A note on solo play: Shadows of Brimstone is an excellent solo game. Missions can be played by a single character or a solo player can play an entire posse of characters. Solo play can actually be a useful tool in the unfortunate event of a character death, as a single player can play “catch up” with a new hero in between sessions of full-party play.
A note on campaign play: Shadows of Brimstone is designed with campaign play in mind. Rather than a traditional campaign composed of a beginning, middle and end it is more focused on character growth and story telling. Players that appreciate a more structured approach do have the option to play a linear campaign by choosing to play the missions in a set order, once each.
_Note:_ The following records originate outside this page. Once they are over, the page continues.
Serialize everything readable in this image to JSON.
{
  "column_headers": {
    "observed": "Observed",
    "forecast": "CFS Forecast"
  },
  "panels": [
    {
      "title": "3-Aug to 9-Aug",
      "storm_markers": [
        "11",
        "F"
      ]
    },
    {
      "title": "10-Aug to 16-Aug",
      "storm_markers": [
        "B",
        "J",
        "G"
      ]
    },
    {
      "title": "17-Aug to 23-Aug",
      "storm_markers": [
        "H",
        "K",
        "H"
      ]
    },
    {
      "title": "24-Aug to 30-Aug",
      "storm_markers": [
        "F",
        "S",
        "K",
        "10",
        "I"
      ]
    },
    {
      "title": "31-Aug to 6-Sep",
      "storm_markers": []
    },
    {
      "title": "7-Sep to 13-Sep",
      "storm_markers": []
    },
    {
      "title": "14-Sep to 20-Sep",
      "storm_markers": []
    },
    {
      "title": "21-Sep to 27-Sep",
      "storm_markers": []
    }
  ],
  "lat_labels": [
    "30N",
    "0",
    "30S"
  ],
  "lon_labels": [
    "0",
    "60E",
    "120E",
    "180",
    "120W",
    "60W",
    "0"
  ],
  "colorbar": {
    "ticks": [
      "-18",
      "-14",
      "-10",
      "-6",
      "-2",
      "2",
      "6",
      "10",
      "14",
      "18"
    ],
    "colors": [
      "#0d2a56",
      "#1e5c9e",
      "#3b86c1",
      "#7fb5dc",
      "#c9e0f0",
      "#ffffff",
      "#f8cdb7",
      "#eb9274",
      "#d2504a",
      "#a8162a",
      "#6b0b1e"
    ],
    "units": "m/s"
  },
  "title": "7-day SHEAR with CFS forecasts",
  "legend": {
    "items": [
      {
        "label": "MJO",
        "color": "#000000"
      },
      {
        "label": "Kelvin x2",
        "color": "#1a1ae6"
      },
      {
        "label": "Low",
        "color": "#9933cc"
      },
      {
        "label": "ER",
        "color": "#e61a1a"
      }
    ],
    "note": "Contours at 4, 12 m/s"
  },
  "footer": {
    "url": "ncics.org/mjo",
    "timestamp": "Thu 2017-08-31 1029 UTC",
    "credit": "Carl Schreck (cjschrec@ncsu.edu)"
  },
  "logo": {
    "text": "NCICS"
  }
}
A note on “chrome”: The art design, component quality and rulebooks for Shadows of Brimstone are all excellent. Each core set even comes with its own soundtrack CD to be played during game-play to set the tone and bring players into the theme. The miniatures are very good quality but, be fore-warned, all of the miniatures come in pieces on sprues and need to be assembled. While not overly complex, it is time consuming and total assembly time for the miniatures for both base sets took me (an experienced hobbyist) about 3 hours.
The bottom line:
Shadows of Brimstone is one of the best cooperative board games I have ever played. Every single aspect of the game fits together to form an evocative, entertaining whole. The narrative that emerges based on character choice, interactions, exploration and luck, both good and bad, create incredibly memorable experiences that leave players wanting more.
Get this game if:
You want one of the most fun cooperative games available.
You like persistent characters.
You enjoy campaign-style play.
You want a game that tells a unique, emergent story.
Avoid this game if:
You prefer competitive, strategy or Euro style board games.
Rules for Shadows of Brimstone can be downloaded here.
The copies of Shadows of Brimstone: City of the Ancients and Swamps of Death used for review were purchased by the author.
Shadows of Brimstone is amazing. Great cooperative play, fun mechanics and excellent production values make this one of the best board games on the market.